It's hard to chronologically sort memories from before you were old enough to know what "chronologically" meant. It's even harder when you aren't in school and don't have those handy grades to keep the dates straight in your mind. But if I were to venture a guess, I'd say my earliest memory was when I was two or three years old, in a Seattle preschool. I don't remember the preschool itself, really. I remember there being rows of tiny desks and a basket of oranges, but both of those details could have been completely reconstructed from reading about kids going to preschool later on.
What I actually remember is this: a tire swing in front of a small wooden building surrounded by giant trees, connected to society by only a long, isolated road. I also remember swinging on that tire swing set, waiting for my mom to pick me up. But mostly it's just that image of a tire swing, gently rocking in the wind of the Pacific Northwest, in the middle of a dense copse of trees, in front of a little preschool.
As for the rest of the questions, there isn't really much of this memory to call creative non-fiction, but I don't think I'd have a problem with that label. I asked my mom, and she admits that there was a tire swing in front of my first preschool, so that much was true, although she's not sure where the "stranded in the forest" part came from. Either way, the important part of the memory, the swing set, was true, and that's good enough for me.
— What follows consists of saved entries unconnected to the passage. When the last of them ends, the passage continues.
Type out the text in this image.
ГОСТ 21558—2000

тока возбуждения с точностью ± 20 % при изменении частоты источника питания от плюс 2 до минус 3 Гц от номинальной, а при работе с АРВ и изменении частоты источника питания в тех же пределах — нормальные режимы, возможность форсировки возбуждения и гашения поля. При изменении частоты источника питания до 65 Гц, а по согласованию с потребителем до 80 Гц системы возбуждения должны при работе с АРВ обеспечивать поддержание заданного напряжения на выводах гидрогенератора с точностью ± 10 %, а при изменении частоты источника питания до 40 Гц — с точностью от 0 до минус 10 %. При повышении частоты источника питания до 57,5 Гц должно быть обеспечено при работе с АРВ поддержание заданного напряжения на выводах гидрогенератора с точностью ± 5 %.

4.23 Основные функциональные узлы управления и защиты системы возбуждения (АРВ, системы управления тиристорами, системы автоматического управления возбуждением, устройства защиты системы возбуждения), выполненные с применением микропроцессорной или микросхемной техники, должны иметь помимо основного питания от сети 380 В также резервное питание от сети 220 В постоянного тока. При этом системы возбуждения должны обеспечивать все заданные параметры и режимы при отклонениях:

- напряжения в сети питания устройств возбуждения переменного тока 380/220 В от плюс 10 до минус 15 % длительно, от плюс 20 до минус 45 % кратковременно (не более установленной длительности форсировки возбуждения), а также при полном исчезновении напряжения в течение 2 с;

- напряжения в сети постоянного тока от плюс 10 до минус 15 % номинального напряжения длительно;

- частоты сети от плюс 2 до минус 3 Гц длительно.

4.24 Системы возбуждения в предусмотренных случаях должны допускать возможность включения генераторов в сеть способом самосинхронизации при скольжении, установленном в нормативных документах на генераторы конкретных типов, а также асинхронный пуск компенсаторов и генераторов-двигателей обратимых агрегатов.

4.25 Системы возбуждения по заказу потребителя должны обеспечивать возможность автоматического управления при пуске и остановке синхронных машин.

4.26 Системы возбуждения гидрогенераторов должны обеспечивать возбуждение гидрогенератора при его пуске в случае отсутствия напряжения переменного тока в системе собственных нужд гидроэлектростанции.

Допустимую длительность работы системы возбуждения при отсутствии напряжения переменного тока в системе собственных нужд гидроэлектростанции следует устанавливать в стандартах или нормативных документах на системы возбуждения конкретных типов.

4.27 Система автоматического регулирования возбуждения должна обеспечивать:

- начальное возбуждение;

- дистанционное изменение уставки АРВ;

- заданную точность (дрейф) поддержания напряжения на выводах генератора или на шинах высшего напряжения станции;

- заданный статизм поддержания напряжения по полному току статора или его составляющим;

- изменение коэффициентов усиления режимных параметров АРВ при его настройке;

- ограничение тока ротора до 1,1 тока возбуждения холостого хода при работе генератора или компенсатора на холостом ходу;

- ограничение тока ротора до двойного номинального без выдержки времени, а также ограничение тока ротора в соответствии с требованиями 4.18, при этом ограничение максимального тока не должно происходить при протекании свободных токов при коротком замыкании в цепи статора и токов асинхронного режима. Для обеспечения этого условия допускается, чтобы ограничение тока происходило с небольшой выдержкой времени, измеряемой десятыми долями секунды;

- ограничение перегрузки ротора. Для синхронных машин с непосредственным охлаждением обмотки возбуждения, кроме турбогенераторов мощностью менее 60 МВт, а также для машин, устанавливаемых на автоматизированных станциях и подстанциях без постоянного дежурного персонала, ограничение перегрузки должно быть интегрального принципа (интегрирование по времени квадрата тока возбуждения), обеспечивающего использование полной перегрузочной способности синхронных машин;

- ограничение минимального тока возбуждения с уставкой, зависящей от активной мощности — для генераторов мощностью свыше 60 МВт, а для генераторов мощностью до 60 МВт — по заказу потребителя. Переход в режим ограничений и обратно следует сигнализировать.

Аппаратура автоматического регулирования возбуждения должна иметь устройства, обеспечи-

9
To a point, I agree with Joan Didion that "if you remember it, it's true." If the detail in question isn't an important factor in the point of a memory, and it just serves to better remark upon you as the rememberer (apparently that's not a word.... whatever), then sure, it's true. Obviously, making up a car accident or the death of a relative is pretty important in the shaping of a story, and at that point I wouldn't consider it non-fiction, creative or not. But in class some people didn't like that one author grouped three friends into one person for the purposes of her story and to lessen the "real-world" impact on the people mentioned, and I disagree with them. I don't think that was such a big deal, for two reasons.
1. The story isn't about her friends, it's about her. It doesn't matter who else is going through this as long as it doesn't change the circumstances of the story for the person the story is meant to be about.
2. I can empathize with the author not wanting to implicate or hurt her friends more than she has to. As a blogger, I've had to change names or sometimes even leave chunks of stories out in order to protect the people who make appearances in said stories. Telling the truth is important, but if it's at the expense of all your friends and family, then is absolute, total truth worth it? We don't all have the freedom of Frank McCourt had, waiting for his mother to die before publishing his story.